A September 18 New York Times article criticized a Trump administration official for “wrongly” claiming that the “risk of death” from COVID-19 “in children 0-19 years of age is basically 0”.
To support its claim that the risk does not approximate zero, the article cites an August 31 New York Times article, but that prior report does not support the claim that the risk in children of dying from COVID is higher.
The earlier article had reported that “data compiled by the American Academy of Pediatrics [AAP] from the summer show that cases, hospitalizations and deaths from the coronavirus have increased at a faster rate in children and teenagers than among the general public.”
No estimate of the risk to children of dying from COVID-19 is presented by the Times in either article.
Whereas the Times reports the higher increase in cases among young children and adolescents relative to adults as cause for alarm, a more reasonable interpretation is that this will fortunately mean a declining case fatality rate since young people are far less likely to die from COVID-19 than elderly people. Indeed, a recent analysis of data from Germany shows that the case fatality rate declines as younger people become an increasingly large proportion of total cases.
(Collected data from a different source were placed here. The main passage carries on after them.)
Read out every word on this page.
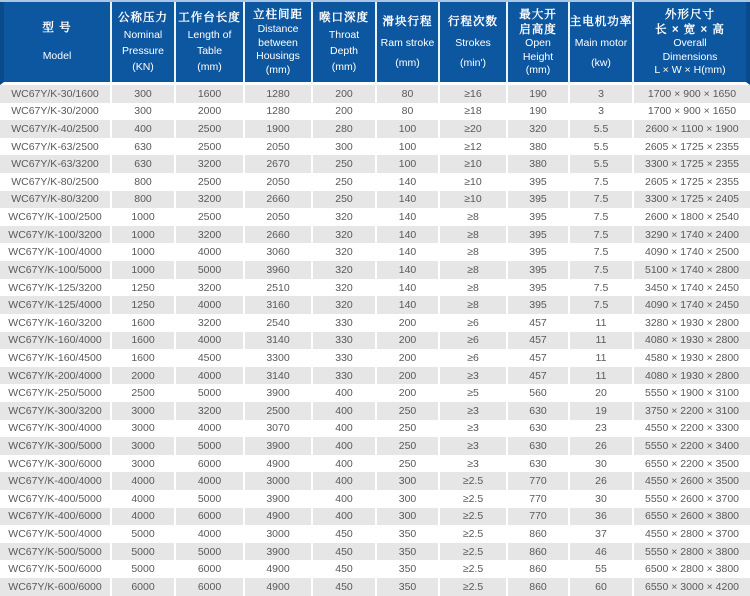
型 号
Model

公称压力
Nominal
Pressure
(KN)

工作台长度
Length of
Table
(mm)

立柱间距
Distance
between
Housings
(mm)

喉口深度
Throat
Depth
(mm)

滑块行程
Ram stroke
(mm)

行程次数
Strokes
(min')

最大开
启高度
Open
Height
(mm)

主电机功率
Main motor
(kw)

外形尺寸
长 × 宽 × 高
Overall
Dimensions
L × W × H(mm)

WC67Y/K-30/1600	300	1600	1280	200	80	≥16	190	3	1700 × 900 × 1650
WC67Y/K-30/2000	300	2000	1280	200	80	≥18	190	3	1700 × 900 × 1650
WC67Y/K-40/2500	400	2500	1900	280	100	≥20	320	5.5	2600 × 1100 × 1900
WC67Y/K-63/2500	630	2500	2050	300	100	≥12	380	5.5	2605 × 1725 × 2355
WC67Y/K-63/3200	630	3200	2670	250	100	≥10	380	5.5	3300 × 1725 × 2355
WC67Y/K-80/2500	800	2500	2050	250	140	≥10	395	7.5	2605 × 1725 × 2355
WC67Y/K-80/3200	800	3200	2660	250	140	≥10	395	7.5	3300 × 1725 × 2405
WC67Y/K-100/2500	1000	2500	2050	320	140	≥8	395	7.5	2600 × 1800 × 2540
WC67Y/K-100/3200	1000	3200	2660	320	140	≥8	395	7.5	3290 × 1740 × 2400
WC67Y/K-100/4000	1000	4000	3060	320	140	≥8	395	7.5	4090 × 1740 × 2500
WC67Y/K-100/5000	1000	5000	3960	320	140	≥8	395	7.5	5100 × 1740 × 2800
WC67Y/K-125/3200	1250	3200	2510	320	140	≥8	395	7.5	3450 × 1740 × 2450
WC67Y/K-125/4000	1250	4000	3160	320	140	≥8	395	7.5	4090 × 1740 × 2450
WC67Y/K-160/3200	1600	3200	2540	330	200	≥6	457	11	3280 × 1930 × 2800
WC67Y/K-160/4000	1600	4000	3140	330	200	≥6	457	11	4080 × 1930 × 2800
WC67Y/K-160/4500	1600	4500	3300	330	200	≥6	457	11	4580 × 1930 × 2800
WC67Y/K-200/4000	2000	4000	3140	330	200	≥3	457	11	4080 × 1930 × 2800
WC67Y/K-250/5000	2500	5000	3900	400	200	≥5	560	20	5550 × 1900 × 3100
WC67Y/K-300/3200	3000	3200	2500	400	250	≥3	630	19	3750 × 2200 × 3100
WC67Y/K-300/4000	3000	4000	3070	400	250	≥3	630	23	4550 × 2200 × 3300
WC67Y/K-300/5000	3000	5000	3900	400	250	≥3	630	26	5550 × 2200 × 3400
WC67Y/K-300/6000	3000	6000	4900	400	250	≥3	630	30	6550 × 2200 × 3500
WC67Y/K-400/4000	4000	4000	3000	400	300	≥2.5	770	26	4550 × 2600 × 3500
WC67Y/K-400/5000	4000	5000	3900	400	300	≥2.5	770	30	5550 × 2600 × 3700
WC67Y/K-400/6000	4000	6000	4900	400	300	≥2.5	770	36	6550 × 2600 × 3800
WC67Y/K-500/4000	5000	4000	3000	450	350	≥2.5	860	37	4550 × 2800 × 3700
WC67Y/K-500/5000	5000	5000	3900	450	350	≥2.5	860	46	5550 × 2800 × 3800
WC67Y/K-500/6000	5000	6000	4900	450	350	≥2.5	860	55	6500 × 2800 × 3800
WC67Y/K-600/6000	6000	6000	4900	450	350	≥2.5	860	60	6550 × 3000 × 4200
As the AAP observes, “the available data indicated that COVID-19-associated hospitalization and death is uncommon in children.”
The presented data show a rate of 780 COVID-19 cases in children per 100,000 children in the population, and “In states reporting, 0%-0.15% of all child COVID-19 cases resulted in death”.
There were 41 states reporting data on the percentage of child cases resulting in death, plus New York City, which is where the 0.15% child death rate came from and which represented a total of 12 child deaths. The state with the next highest death rate, 0.06%, was New Jersey, with 4 child deaths. Connecticut had a rate of 0.05% with 2 deaths. All of the other states had a lower rate of child deaths, with 20 of the states reporting a childhood death rate of 0.00%.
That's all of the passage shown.